Jan. 2, 2013 – The 112th Congress passed a bipartisan compromise Tuesday that allows some increase in personal income taxes and delays across-the-board federal spending cuts for two months.
The package, which won final passage in the House at about 11:05 p.m., raises the top marginal income tax rate from 35 percent to 39.6 percent for individuals with more than $400,000 in income and married couples with more than $450,000. Payroll taxes are expected to go up for most households this year; a temporary payroll tax “holiday” in place over the past two years is being allowed to expire.

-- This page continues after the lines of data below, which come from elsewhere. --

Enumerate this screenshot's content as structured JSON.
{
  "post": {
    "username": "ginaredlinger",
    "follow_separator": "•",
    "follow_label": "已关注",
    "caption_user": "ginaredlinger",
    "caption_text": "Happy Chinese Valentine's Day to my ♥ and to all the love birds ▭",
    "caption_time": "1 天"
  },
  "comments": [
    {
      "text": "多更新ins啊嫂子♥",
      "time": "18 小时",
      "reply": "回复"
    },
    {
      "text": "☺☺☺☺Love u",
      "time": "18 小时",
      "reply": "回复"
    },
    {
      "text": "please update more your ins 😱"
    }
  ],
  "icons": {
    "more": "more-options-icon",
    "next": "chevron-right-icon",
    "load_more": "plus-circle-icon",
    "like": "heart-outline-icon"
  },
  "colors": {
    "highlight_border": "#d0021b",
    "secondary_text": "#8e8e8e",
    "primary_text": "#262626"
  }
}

The package also includes a set of “tax extenders” passed by the Senate Finance Committee in August. Aimed at providing some level of certainty for families and business owners, this package includes a one-year extension of mortgage debt relief that allows an exclusion of up to $2 million in forgiven debt from family income.
The agreement also includes, among other things, a permanent adjustment for the alternative minimum tax; a cap on itemized deductions for individuals making $250,000 and married couples making $300,000; an increase in estate tax rates for some; and a one-year extension of unemployment benefits.
The agreement has no impact on the credit union federal income tax exemption, but it does help set the stage for the debate about larger corporate tax reform when the 113th Congress is sworn in tomorrow. NAFCU is continuing its efforts to ensure preservation of the exemption in any federal tax reform package.
Tuesday's deal was worked out between Vice President Joe Biden and Senate Minority Leader Mitch McConnell, R-Ky. The Senate approved the package Tuesday morning on a vote of 89-8. In the House, the package was cleared on a vote of 257-167. The president is expected to sign it.